Leonie ist am Donnerstag, den 6. Oktober 2016 verstorben.

Leonie war eine ganz besondere Katze. Ich lernte sie kennen als sie ca. 10 Wochen alt war. Da wurde sie bei dem Katzenschutzverein abgegeben, für den ich damals ehrenamtlich arbeitete. Sie hatte wohl eine Unfall gehabt, welcher Art wußte niemand. Die Folge war ein Bruch der Wirbelsäule wodurch der Schwanz und die Schließmuskeln von Blase und Darm  gelähmt waren. Zeit ihres Lebens konnte sie weder Kot noch Urin kontrolliert absetzen. D.h. sie verlor alles im Laufen und Liegen. Eine Menge Arbeit, denn dadurch daß sie sich ansonsten völlig normal bewegen konnte, war eine Windel nicht möglich, da alles sofort runterrutschte, der Versuch mit einem Body veranlasste Leonie dazu, sich auf dem Boden zu wälzen und wie irre zu gebärden. Also blieb nur hinterherputzen.

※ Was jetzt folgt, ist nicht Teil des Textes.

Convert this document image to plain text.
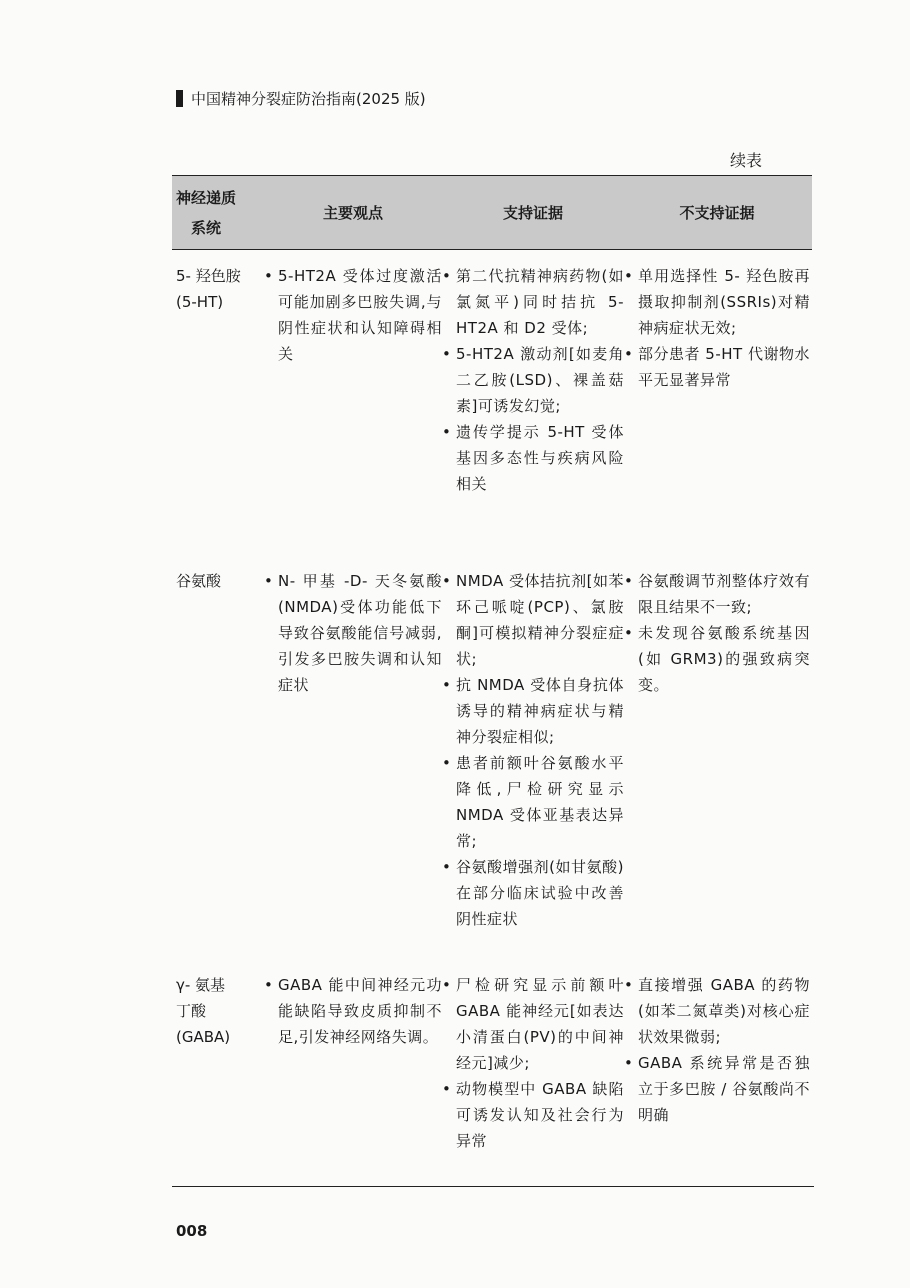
中国精神分裂症防治指南(2025 版)
续表
神经递质系统
主要观点	支持证据	不支持证据
5- 羟色胺
(5-HT)
• 5-HT2A 受体过度激活可能加剧多巴胺失调,与阴性症状和认知障碍相关
• 第二代抗精神病药物(如氯氮平)同时拮抗 5-HT2A 和 D2 受体;
• 5-HT2A 激动剂[如麦角二乙胺(LSD)、裸盖菇素]可诱发幻觉;
• 遗传学提示 5-HT 受体基因多态性与疾病风险相关
• 单用选择性 5- 羟色胺再摄取抑制剂(SSRIs)对精神病症状无效;
• 部分患者 5-HT 代谢物水平无显著异常
谷氨酸
•	N- 甲基 -D- 天冬氨酸(NMDA)受体功能低下导致谷氨酸能信号减弱,引发多巴胺失调和认知症状
• NMDA 受体拮抗剂[如苯环己哌啶(PCP)、氯胺酮]可模拟精神分裂症症状;
• 抗 NMDA 受体自身抗体诱导的精神病症状与精神分裂症相似;
• 患者前额叶谷氨酸水平降低,尸检研究显示 NMDA 受体亚基表达异常;
• 谷氨酸增强剂(如甘氨酸)在部分临床试验中改善阴性症状
• 谷氨酸调节剂整体疗效有限且结果不一致;
• 未发现谷氨酸系统基因(如 GRM3)的强致病突变。
γ- 氨基
丁酸
(GABA)
• GABA 能中间神经元功能缺陷导致皮质抑制不足,引发神经网络失调。
• 尸检研究显示前额叶 GABA 能神经元[如表达小清蛋白(PV)的中间神经元]减少;
• 动物模型中 GABA 缺陷可诱发认知及社会行为异常
• 直接增强 GABA 的药物(如苯二氮䓬类)对核心症状效果微弱;
• GABA 系统异常是否独立于多巴胺 / 谷氨酸尚不明确
008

Mehrere Tierärzte hätten sie sofort eingeschläfert, da sie nach ihren Aussagen ständig mit Blasen- und Nierenentzündungen zu tun haben würde und nicht älter als 2-3 Jahre werden würde. Auch unter den Tierschutzkollegen des Vereines war diese Meinung vorrangig vertreten. Zudem diese Katze nicht vermittelbar war. Rein rational gute nachvollziehbare Argumente. Doch diese Katze strahlte soviel Lebenslust aus, daß ich mich querstellte und gott-sei-dank ein paar Fürsprecher hatte und somit wurde Leonie nicht getötet. Jeden Tag wurde ihr Popo gebadet, im Winter gefönt, gesalbt, um Entzündungen vorzubeugen und sie hat alles mit nur wenig Meckern mitgemacht.

Durch eine ihrer größten Fürsprecherinnen, Andrea, die leider vor vielen Jahren durch einen Herzinfarkt jung aus dem Leben gerissen wurde und der Leonie jetzt hoffentlich selbst von ihrem langen Leben berichten kann, kam Leonie zur mehrwöchigen Kur in eine ganzheitliche Tierklinik bei Trier. Dort war sie der Liebling des ganzen Teams, wenn sie nicht alles unter sich gemacht hätte, wäre sie als Praxiskatze dageblieben. Das von da verordnete hochwertige Futter hat bestimmt einen wesentlichen Beitrag zu ihrem guten Leben geleistet.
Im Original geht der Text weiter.